Mis pensamientos giraban a la misma velocidad que la luz que desprendía la lámpara de aceite. Un carnaval de destellos luminosos se perdía en las tinieblas a cada giro, al reflejarse en la superficie de espejos que rodeaba la llama. No me gustaba la gente. No me gustaba la gente de las ciudades. No me gustaba la gente del campo. No me gustaba la persona que remitía la carta, su forma de despreciar las cosas, su suciedad, su miseria. Odiaba la medianía de sus proyectos, su obsesión por el dinero, la pobreza de sus pensamientos. Por eso me serví otra copa, aun a riesgo de saber que podía armar una gorda.

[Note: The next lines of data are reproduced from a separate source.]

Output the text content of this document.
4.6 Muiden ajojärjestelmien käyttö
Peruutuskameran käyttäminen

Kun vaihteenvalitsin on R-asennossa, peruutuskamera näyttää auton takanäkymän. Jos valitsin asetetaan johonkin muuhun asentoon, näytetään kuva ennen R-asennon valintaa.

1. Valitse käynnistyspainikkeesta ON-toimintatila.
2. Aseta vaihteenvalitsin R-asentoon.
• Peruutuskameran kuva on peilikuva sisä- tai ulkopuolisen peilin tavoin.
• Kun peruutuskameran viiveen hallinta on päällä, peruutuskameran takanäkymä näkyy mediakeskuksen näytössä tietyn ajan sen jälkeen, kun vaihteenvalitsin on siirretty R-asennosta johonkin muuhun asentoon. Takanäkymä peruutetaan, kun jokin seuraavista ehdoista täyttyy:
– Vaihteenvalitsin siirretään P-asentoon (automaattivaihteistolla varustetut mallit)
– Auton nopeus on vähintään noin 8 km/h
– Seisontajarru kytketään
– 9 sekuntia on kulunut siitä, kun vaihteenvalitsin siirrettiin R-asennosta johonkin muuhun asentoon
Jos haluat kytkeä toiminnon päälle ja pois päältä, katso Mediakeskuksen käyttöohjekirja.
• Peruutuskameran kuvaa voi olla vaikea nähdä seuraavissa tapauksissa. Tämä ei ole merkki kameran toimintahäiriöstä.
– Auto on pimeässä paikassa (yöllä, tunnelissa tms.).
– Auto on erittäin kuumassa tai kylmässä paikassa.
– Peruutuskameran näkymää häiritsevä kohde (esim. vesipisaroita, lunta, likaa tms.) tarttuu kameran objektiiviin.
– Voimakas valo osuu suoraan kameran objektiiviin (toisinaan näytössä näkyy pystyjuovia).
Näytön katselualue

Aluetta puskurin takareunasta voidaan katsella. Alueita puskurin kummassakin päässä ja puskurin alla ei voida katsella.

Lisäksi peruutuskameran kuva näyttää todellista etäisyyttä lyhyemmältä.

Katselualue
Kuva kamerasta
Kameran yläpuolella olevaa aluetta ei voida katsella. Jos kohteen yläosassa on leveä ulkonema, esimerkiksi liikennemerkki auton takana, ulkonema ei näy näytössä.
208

Afuera silbó el viento. La tormenta había llenado de monstruos los alrededores. La enorme boca de los relámpagos amenazaba con tragarse el edificio. El ruido de las olas dibujaba en el aire el eco de cientos de voces iracundas que se perdían en la distancia. Y yo descolgué la escopeta de la pared y la cargué. Fue un acto instintivo. Y tomé otro trago. Una profunda neblina envolvió mi cerebro en la espuma alcohólica del orujo. Y vi que la carta seguía allí, sobre la mesa, escrita por el mismo puño y letra que yo conocía tan bien, con la misma redondez en las vocales y el mismo pulso tembloroso reflejado en cada punto de la tinta. Los cartuchos contenían perdigones. El suelo se balanceaba como la cubierta de un barco en mitad de una galerna. La lluvia golpeaba con fuerza los cristales. El sobre exhalaba un espeso aroma a perfume de mujer que a mi olfato le resultaba muy familiar.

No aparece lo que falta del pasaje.